Campaign for real cricket
Sir: Geoffrey Wheatcroft’s splendid article ‘Cricket, unlovely cricket’ (28 April) remonstrated against the threat to Test matches and the County Championship posed by the juggernaut of what he termed ‘Twenty20Trash’. He ended with the words ‘after the very successful Campaign for Real Ale, what about a Campaign for Real Cricket?’ As one of the four traditional beer lovers who founded Camra and as an MCC member, I wholeheartedly agree. We must rescue our beloved sport from the hands of the money-obsessed administrators who are foisting an apology for beach cricket on true lovers of traditional forms of a noble game.
Michael Hardman
London SW15
Love in a cold climate
Sir: I write in praise of Geoffrey Wheatcroft’s article on my return from a freezing trip to Lord’s to watch the truncated county match between Middlesex and Glamorgan. Only 100 spectators braved the conditions, among whom the majority were over 65, but we all enjoyed the play on show, despite being buffeted by the winds. Why were we there? Because we adore the proper game and not T20 trash. We like to spot emerging talent.
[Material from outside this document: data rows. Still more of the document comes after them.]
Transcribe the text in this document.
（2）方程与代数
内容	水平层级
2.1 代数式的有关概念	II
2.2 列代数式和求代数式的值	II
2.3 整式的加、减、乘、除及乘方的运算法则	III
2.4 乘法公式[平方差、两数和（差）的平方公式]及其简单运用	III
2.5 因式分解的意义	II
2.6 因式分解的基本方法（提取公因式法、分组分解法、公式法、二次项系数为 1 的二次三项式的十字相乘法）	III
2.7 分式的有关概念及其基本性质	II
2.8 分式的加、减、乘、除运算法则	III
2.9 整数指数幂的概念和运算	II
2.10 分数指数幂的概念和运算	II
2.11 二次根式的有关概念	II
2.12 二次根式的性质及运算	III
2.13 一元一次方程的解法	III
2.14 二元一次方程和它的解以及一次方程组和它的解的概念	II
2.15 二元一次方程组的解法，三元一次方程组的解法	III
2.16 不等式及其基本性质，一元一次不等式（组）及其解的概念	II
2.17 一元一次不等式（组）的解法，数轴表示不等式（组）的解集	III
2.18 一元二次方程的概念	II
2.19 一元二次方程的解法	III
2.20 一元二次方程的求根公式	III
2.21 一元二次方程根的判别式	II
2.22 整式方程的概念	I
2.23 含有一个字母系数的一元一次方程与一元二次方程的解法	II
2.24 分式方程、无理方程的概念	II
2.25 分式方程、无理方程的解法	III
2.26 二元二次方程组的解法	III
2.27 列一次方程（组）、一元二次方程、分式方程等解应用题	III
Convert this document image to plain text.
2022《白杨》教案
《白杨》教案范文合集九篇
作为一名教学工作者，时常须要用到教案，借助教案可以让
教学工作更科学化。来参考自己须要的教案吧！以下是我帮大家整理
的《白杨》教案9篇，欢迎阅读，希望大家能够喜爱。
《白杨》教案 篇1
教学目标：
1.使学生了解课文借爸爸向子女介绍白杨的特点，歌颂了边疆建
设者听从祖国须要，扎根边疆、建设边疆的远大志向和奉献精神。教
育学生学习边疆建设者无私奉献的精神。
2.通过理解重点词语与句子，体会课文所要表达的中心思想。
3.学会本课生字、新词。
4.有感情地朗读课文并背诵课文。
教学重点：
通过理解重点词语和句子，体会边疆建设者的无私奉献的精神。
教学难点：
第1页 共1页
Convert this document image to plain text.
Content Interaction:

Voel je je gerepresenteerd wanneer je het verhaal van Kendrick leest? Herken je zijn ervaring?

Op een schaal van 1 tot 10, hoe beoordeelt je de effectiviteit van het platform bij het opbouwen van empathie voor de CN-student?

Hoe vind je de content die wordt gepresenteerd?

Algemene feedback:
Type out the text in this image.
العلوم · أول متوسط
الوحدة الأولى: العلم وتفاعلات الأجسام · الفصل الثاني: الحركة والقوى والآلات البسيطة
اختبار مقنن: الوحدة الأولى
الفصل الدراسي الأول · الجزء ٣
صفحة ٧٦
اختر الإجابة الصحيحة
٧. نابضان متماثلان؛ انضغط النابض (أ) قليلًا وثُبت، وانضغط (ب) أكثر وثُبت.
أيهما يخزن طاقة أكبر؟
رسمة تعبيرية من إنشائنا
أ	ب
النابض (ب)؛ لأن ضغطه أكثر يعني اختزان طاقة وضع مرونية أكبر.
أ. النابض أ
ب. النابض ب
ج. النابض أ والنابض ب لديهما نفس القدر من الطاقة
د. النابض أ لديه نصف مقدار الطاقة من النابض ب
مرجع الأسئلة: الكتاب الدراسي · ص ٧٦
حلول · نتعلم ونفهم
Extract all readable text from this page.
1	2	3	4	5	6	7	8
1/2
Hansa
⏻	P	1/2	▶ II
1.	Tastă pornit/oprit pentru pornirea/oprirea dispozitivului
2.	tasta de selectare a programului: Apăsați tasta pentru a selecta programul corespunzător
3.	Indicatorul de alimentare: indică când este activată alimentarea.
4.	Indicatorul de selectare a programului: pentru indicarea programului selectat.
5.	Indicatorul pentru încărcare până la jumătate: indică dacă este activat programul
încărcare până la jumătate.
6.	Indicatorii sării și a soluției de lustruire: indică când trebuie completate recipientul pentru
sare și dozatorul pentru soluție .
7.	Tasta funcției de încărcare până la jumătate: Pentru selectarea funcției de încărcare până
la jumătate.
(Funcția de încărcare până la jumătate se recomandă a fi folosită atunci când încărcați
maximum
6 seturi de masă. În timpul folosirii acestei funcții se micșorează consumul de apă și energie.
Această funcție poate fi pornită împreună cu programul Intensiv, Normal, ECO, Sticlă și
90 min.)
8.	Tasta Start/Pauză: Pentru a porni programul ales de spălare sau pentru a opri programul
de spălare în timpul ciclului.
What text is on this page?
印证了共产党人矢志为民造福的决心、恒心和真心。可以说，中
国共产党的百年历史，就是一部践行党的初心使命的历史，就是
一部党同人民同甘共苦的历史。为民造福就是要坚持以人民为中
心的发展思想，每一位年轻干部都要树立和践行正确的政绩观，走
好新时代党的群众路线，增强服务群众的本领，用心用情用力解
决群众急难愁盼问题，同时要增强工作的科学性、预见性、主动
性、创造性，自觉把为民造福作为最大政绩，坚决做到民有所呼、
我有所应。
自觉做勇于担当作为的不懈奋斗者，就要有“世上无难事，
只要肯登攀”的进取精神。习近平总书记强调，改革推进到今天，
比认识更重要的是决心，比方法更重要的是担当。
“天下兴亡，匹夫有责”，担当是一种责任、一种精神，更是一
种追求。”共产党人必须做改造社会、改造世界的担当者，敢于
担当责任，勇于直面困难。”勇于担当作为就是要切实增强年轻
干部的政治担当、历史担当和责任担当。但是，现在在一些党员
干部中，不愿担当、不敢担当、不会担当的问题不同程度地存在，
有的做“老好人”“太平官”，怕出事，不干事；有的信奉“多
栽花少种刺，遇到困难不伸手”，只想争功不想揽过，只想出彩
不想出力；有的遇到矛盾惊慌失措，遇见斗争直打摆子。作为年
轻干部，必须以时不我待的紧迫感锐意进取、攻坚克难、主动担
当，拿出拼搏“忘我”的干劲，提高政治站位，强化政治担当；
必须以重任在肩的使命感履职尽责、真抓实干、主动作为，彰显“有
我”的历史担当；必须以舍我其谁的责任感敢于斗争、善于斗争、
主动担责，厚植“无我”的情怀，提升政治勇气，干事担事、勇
Perhaps young Tom Barber, bowling fast if erratically on his debut, might one day make the England Test team? If, that is, the ECB permits that format of the game to continue.
John Walker
Abingdon, Oxfordshire
A Bridge too far
Sir: Aidan Hartley’s highly selective defence of Bridge International Academies (‘Let kids learn’, 21 April), ignores decades of evidence that school fees are a significant barrier to primary school education in Africa. Far from being the panacea for decades of underfunding, there is no evidence that charging fees and replacing qualified teachers with individuals who read highly scripted lessons from electronic tablets improves educational outcomes. The UK parliament’s international development select committee was right to describe Bridge International Academies as controversial.